English Translation of Ramanuja's Sanskrit Commentary By Swami Adidevananda

15.16 There are, the Sastras say, 'two kinds of Persons (Purusas)' well known in the world - 'the perishable and the imperishable.' Of the two, the Persons designated by the term 'perishable' (Ksara) are beings conjoint with non-conscient matter of modifiable nature, from Brahma down to a blade of grass,who can be signified also by the term Jivas (individual selves). Here the term Purusa (Person) is used in singular to indicate the common single condition of being conjoined with non-conscient matter. That which is the 'imperishable' (Aksara) is called 'unchanging' (Kutastha), this is the released self, devoid of association with non-conscient matter, remaining in its own form. It is called 'unchangeable' inasmuch as when free from non-conscient matter, It has no specific connection with particular transformations of non-conscient matter like the bodies of Brahma etc. Here also the designation of the term in singular (as expressing a generic class) denoting the totality of liberated selves, is used on account of the single condition of dissociation from non-conscient matter. It does not mean that before this, in time without beginning, there existed but a single liberated self. So it is stated: 'Purified by the austerity of knowledge, many have attained My state' (4.10); and 'They are not born at the time of creation, nor do they suffer at the time of dissolution' (14.2).
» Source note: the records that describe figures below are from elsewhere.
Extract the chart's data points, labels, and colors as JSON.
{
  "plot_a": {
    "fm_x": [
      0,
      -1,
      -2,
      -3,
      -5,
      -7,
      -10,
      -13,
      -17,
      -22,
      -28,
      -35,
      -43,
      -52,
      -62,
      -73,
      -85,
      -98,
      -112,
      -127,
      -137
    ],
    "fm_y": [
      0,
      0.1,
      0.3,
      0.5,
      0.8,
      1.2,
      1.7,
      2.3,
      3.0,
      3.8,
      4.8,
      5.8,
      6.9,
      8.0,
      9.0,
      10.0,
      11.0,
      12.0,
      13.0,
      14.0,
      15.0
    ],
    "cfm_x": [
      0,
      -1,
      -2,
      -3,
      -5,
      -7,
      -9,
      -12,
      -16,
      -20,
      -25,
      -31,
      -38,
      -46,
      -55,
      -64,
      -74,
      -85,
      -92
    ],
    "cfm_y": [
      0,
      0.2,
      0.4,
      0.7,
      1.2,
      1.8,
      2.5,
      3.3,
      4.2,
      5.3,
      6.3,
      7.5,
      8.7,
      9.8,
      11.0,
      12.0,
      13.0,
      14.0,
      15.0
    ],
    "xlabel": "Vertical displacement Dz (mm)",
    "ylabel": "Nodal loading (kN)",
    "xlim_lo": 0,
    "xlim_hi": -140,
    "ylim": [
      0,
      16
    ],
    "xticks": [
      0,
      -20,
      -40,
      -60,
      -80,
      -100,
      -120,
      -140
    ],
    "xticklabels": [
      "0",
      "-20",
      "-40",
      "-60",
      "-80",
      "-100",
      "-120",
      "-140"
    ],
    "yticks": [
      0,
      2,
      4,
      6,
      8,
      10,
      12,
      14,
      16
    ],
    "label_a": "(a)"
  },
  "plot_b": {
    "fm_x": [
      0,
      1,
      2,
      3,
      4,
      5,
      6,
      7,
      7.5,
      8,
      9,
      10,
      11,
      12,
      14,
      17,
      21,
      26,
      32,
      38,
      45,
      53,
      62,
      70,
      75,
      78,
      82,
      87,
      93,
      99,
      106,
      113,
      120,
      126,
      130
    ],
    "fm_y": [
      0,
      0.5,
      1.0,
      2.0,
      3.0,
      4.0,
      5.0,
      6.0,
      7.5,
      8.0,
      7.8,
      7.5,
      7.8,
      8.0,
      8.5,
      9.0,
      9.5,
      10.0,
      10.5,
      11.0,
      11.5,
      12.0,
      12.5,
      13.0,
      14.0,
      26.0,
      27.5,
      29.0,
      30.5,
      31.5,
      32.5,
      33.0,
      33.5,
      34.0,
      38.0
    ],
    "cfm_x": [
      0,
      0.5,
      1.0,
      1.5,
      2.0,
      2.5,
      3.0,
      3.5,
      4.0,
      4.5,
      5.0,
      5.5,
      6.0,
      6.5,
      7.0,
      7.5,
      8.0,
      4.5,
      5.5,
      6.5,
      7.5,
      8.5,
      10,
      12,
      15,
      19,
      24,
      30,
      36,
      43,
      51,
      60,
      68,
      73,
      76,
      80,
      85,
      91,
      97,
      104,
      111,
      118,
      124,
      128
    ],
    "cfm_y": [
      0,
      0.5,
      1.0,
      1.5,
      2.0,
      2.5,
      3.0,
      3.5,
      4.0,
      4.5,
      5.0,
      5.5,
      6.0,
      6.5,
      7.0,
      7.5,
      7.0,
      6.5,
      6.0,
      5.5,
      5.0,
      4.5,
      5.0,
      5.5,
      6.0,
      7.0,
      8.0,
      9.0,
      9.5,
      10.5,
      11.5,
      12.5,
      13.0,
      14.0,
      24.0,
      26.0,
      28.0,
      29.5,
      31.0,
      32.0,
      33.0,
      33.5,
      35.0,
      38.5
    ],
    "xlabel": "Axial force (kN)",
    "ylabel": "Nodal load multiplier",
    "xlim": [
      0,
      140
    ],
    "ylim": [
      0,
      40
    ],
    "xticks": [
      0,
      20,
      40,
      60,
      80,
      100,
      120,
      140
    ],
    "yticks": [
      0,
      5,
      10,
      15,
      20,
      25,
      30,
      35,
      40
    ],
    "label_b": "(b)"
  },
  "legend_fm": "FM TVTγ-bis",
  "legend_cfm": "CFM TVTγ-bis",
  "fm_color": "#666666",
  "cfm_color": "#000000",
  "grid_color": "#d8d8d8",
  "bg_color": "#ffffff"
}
English Translation Of Sri Shankaracharya's Sanskrit Commentary By Swami Gambirananda

15.16 There are imau, these; dvau, two-grouped separately; purusau, persons, so called [Persons-so called only figuratively, since they are the limiting adjuncts of the supreme Person.]; loke in the world; the ksarah, mutable-one group consists of the perishable; the other person is the aksarah, immutable, opposite of the former, the power of God called Maya, which is the seed of the origin of the person called the mutable. That which is the receptacle of the impressions of desires, actions, etc. of countless transmigrating creatures is called the immutable person. Who are those persons? The Lord Himself gives the answer: Ksarah, the mutable; consists of sarvani, all; bhutani, things, i.e. the totality of all mutable things. Kutasthah is the one existing as Maya: Kuta means a heap; kutasthah, is that which exists like a heap. Or, kuta is maya, deception, falsehood, crookedness, which are synonymous; that which exists in the diverse forms of maya etc. is the kutasthah. It is ucyate, called; the aksarah, immutable, because, owing to the countless seeds of worldly existence, it does not perish.